#418 黒い水面

ちいさな物語

最初に異変が起こったのは、静かな朝だった。

「なあ、あれ……何だ?」

公園の池を覗き込んでいた男が、呆然と呟いた。普段は穏やかに波打つ水面が、何かに侵食されるように黒くうごめいていた。

虫だった。

小さな甲虫のような形状だが、明らかに普通の昆虫とは異なる。

甲殻は半透明で、体は異様に細長く、水面を漂うのではなく、確実に歩いていた。

無数のそれが、規則的に動きながら、まるで何かを描くように広がっている。

「気持ち悪いな……」

通報を受けた市の職員が調査を始めたが、正体はまったく不明だった。

既存の昆虫図鑑には該当する種はなく、地元の大学の昆虫学者も「見たことがない」と首を傾げた。

だが虫は増え続けた。

最初は池の表面だけだった。

やがて川へと流れ込み、数日後には水路全体を覆い尽くした。

水面は黒い絨毯のように見え、そこに近づいた鳥や魚は、次の瞬間には姿を消した。

まるで虫たちに吸い込まれるように。

「生態系が崩れるぞ」

誰もが不安を口にした。

だが、虫はただ増殖を続けるだけで、街に直接危害を加えることはなかった。

それが、逆に恐怖を深めた。

やがて市民の間で、ある噂が流れ始めた。

「水面に描かれている模様、あれは“文字”じゃないか?」

確かに、虫たちの群れは毎晩、決まった形を浮かび上がらせていた。

最初は円や線の集合体。

次第に、より複雑な記号へと変化していった。

新聞には「未知の言語か?」という見出しが踊り、SNSには「水面の暗号」と呼ばれる画像が溢れた。

そして、決定的な夜が訪れた。

群れが描いた模様が、誰の目にもはっきりとした日本語に見えたのだ。

『まだ見えているか』

市民は騒然となった。まるで池そのものが問いかけてくるようだった。

その日を境に、街では奇妙な出来事が頻発するようになった。

夜、部屋の中で水音が聞こえる。床に小さな水滴が並び、それが虫の形に変わっていく。

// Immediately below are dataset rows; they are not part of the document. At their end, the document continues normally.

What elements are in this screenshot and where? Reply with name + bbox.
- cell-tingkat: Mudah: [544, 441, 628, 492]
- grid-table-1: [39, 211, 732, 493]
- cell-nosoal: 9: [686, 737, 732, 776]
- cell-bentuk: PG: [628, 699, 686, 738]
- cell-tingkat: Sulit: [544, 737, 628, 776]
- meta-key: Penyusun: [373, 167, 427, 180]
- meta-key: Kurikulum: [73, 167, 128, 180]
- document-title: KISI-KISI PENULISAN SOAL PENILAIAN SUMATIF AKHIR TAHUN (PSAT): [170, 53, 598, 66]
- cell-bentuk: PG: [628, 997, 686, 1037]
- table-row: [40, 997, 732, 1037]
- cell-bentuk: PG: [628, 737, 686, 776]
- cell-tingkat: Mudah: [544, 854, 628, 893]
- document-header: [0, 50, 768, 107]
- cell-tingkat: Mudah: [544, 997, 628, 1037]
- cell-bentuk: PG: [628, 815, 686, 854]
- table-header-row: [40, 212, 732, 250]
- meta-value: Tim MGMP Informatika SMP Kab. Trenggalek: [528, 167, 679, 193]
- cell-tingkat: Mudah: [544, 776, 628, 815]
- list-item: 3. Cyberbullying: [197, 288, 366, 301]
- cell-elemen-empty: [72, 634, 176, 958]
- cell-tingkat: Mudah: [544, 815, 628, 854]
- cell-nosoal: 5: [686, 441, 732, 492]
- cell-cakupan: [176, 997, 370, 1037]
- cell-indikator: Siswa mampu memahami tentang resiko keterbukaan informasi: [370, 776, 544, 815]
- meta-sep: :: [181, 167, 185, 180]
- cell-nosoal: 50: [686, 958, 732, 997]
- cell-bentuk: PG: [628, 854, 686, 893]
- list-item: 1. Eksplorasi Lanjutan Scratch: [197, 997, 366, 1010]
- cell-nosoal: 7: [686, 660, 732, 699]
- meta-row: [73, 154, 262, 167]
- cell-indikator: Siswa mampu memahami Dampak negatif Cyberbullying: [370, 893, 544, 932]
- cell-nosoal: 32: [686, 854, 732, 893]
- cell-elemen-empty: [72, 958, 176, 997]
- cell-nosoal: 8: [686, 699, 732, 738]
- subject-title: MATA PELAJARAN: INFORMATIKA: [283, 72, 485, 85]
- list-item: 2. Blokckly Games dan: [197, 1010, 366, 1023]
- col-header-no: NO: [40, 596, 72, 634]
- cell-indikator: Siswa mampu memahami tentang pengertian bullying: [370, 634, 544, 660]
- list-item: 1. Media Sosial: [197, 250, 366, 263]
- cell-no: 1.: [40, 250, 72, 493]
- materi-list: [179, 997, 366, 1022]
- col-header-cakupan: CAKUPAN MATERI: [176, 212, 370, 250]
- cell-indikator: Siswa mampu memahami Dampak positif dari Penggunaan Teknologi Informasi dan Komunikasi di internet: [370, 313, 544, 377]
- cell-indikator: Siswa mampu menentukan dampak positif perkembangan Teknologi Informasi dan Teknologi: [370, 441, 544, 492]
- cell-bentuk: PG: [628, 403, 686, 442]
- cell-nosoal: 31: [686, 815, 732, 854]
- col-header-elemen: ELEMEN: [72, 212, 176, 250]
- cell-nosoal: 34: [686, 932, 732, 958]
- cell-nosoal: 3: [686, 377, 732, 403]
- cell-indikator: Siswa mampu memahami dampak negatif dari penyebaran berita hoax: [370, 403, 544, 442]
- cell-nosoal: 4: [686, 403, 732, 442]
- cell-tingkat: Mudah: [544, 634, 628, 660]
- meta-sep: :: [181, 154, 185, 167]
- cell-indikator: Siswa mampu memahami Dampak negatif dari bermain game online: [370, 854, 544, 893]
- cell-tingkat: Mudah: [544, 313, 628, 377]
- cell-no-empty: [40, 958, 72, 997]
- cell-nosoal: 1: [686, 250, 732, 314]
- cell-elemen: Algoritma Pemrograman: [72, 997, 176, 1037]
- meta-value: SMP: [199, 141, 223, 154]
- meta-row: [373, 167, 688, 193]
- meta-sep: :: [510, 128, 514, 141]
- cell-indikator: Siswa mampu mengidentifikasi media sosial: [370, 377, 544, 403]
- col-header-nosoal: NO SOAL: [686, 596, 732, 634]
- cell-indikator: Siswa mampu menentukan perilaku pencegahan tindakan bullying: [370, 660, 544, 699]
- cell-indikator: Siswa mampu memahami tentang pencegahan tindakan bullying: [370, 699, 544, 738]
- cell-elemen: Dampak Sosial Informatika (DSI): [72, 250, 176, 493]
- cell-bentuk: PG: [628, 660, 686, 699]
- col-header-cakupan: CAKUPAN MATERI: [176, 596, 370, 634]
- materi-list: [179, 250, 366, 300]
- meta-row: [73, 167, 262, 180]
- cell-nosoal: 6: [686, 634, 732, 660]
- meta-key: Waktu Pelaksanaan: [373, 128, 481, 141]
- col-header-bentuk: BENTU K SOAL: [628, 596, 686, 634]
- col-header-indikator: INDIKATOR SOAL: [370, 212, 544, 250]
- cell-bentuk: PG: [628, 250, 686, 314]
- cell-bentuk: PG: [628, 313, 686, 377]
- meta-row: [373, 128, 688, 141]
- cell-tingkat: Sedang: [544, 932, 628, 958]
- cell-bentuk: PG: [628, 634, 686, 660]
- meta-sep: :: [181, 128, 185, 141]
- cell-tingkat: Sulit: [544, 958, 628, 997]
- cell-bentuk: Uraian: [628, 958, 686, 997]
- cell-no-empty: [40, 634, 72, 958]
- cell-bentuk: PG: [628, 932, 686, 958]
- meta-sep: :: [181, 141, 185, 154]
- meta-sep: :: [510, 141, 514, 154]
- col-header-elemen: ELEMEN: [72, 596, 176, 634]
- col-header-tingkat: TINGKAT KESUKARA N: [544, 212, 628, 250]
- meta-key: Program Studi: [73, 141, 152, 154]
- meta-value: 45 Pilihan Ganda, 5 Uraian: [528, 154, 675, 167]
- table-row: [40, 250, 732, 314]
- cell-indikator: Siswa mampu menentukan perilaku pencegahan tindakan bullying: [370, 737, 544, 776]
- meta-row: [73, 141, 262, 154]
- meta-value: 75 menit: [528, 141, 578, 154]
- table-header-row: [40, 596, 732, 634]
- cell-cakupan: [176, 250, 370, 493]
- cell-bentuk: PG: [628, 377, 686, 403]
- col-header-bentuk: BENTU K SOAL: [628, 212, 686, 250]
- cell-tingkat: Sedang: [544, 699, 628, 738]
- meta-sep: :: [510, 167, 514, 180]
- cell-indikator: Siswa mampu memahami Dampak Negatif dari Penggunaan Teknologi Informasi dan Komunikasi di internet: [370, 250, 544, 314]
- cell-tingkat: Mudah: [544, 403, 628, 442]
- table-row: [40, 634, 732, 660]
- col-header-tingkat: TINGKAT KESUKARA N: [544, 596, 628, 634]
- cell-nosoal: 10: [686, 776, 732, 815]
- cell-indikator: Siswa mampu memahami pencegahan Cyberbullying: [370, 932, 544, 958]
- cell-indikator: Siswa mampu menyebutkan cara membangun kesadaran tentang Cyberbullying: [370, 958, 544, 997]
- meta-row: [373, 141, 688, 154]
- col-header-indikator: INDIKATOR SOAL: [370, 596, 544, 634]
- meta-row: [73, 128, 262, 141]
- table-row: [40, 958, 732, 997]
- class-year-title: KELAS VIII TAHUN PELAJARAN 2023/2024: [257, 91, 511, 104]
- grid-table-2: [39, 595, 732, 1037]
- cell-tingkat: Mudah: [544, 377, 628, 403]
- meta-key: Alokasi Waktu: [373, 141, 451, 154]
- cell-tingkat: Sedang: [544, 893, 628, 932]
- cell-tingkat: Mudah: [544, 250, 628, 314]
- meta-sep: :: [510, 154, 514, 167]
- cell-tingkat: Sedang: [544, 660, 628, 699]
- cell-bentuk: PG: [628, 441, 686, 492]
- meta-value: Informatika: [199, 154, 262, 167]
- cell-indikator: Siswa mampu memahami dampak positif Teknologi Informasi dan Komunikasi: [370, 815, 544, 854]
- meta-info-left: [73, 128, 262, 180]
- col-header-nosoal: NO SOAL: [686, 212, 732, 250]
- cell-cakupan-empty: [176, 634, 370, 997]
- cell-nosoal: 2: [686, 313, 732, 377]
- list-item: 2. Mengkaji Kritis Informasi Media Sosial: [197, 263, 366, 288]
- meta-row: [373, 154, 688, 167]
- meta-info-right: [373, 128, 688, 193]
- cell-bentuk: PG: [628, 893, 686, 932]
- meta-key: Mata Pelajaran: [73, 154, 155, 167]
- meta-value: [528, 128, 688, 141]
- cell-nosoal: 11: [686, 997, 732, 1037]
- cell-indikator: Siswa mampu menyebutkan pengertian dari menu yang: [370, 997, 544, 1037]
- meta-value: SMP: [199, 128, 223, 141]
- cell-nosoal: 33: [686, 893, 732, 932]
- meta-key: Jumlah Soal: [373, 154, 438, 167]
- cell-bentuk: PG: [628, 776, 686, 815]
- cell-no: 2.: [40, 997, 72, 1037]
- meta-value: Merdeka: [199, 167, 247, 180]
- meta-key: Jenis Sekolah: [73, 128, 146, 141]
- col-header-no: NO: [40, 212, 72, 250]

ある家では、浴槽の水面に同じ言葉が浮かんでいたという。

『まだ見えているか』

虫たちは、まるで人々の生活に忍び込み、問いを投げかけているようだった。

だが答える術はなかった。

ある晩、勇気ある若者が池に向かって叫んだ。

「見えてる! 俺たちには見えてる!」

その瞬間、虫たちは一斉に動きを止めた。

水面は凍りついたように静まり返り、次の瞬間、新たな言葉が浮かんだ。

『では次に進もう』

それ以来、虫の群れは街中に溢れ出した。

川を越え、道路を渡り、ビルの壁面を這い上がる。だが誰も攻撃されることはなかった。彼らはただ一方向へと向かっていく。

郊外の丘。

かつて古代の遺跡が発掘された場所。そこで虫たちは巨大な渦を描き始めた。渦は次第に形を変え、やがて一つの門のような構造を成した。

門の向こうには、漆黒の闇が口を開けていた。

誰も近づこうとはしなかった。ただ遠巻きに見ているだけだった。

すると、再び虫たちの群れが言葉を描いた。

『入るか、留まるか』

選択を迫る問いだった。

誰も答えなかった。

だが翌朝、門の前に立っていた若者の姿は消えていた。

代わりに水面に、新しい言葉が浮かんでいた。

『一人は来た』

その日を境に、街からは次々と人が消えた。

門は静かに輝き、虫の群れは今もなお問い続けている。